The market logic of individual choice has been busy destroying the social logic of community. Formerly, leaders of the people were leaders of their communities, often personally known to those whom they served, and jealous of their reputations for probity and fair dealing.
Trust was based on local knowledge fortified by continuous contact. The erosion of these powerful constraints on bad behavior was bound to produce a growing demand for public "accountability.”
The quest for market efficiency has also led to a frightening rise in complexity. Today, the systems by which most services are provided have become almost completely opaque to their users.
People who call for greater "transparency” do not understand that complexity is the enemy of transparency, just as simplicity is the hallmark of trust. Complexity, by leading to moral ambiguities, forces relationships onto a contractual footing.
Parliamentarians are by no means the only, or chief, victims of the cold blast of public mistrust. Some of the most respected banks have been exposed as perpetrators of moral fraud: hence the demand for a new regulatory framework.
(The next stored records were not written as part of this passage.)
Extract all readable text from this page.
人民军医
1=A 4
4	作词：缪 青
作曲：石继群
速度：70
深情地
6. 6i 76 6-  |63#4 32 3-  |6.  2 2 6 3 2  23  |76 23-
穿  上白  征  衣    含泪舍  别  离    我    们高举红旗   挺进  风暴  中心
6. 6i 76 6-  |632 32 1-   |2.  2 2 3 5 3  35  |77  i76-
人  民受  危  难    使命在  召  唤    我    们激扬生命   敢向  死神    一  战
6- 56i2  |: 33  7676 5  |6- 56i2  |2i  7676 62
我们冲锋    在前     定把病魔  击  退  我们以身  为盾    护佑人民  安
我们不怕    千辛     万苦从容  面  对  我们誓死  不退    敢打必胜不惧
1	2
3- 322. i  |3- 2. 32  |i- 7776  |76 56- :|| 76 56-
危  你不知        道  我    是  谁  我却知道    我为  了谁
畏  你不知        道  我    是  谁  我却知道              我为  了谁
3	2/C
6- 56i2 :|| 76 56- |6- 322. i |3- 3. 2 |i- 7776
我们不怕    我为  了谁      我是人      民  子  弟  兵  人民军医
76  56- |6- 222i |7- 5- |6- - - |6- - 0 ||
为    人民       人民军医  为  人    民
But pervasive mistrust of politicians is more dangerous, because it undermines the basis of a free society.
A low-trust society is the enemy of freedom. It will produce a juggernaut of escalating regulation and surveillance, which will reduce trust further and encourage cheating.
After all, human nature is not only inherently gainful, but also takes satisfaction in gain cunningly achieved – for example, by finding ways round regulations.
A free society requires a high degree of trust to reduce the burden of monitoring and control, and trust requires internalized standards of honor, truthfulness, and fairness.
Systems in which people are trusted to behave well are more likely to produce good behavior than systems in which they are compelled to do so by regulation or fear of legal sanctions. Liberal societies must tolerate some degree of crime and corruption.
But there will be less of it than in societies run by bureaucrats, courts, and policeman. In the former communist countries, private crime was virtually non-existent, but state crime was rampant.
There is nothing inevitable about the disappearance of trust. We have a choice. Societies can decide to protect trust-based ways of life by limiting the scope of developments that undermine it.
The law, for example, could be used to favor institutions (like the family) that incubate commitment, and to decentralize decision-making to the maximum practicable extent.
Politicians should stop treating religious belief as a "problem” rather than as a powerful social resource for good behavior.
The role of a free press should be to put pressure on public officials to behave better. But it is counterproductive to whip up such popular resentment at "abuses” as to produce precipitate changes in law or regulation, as has happened in Britain.
After any such media-stoked scandal, there should be a pause to allow better norms to take root. Legislation or regulation aimed at restoring faith in the political class should be a last, not a first, resort.
Robert Skidelsky, a member of the British House of Lords, is Professor emeritus of political economy at Warwick University, author of a prize-winning biography of the economist John Maynard Keynes, and a board member of the Moscow School of Political Studies.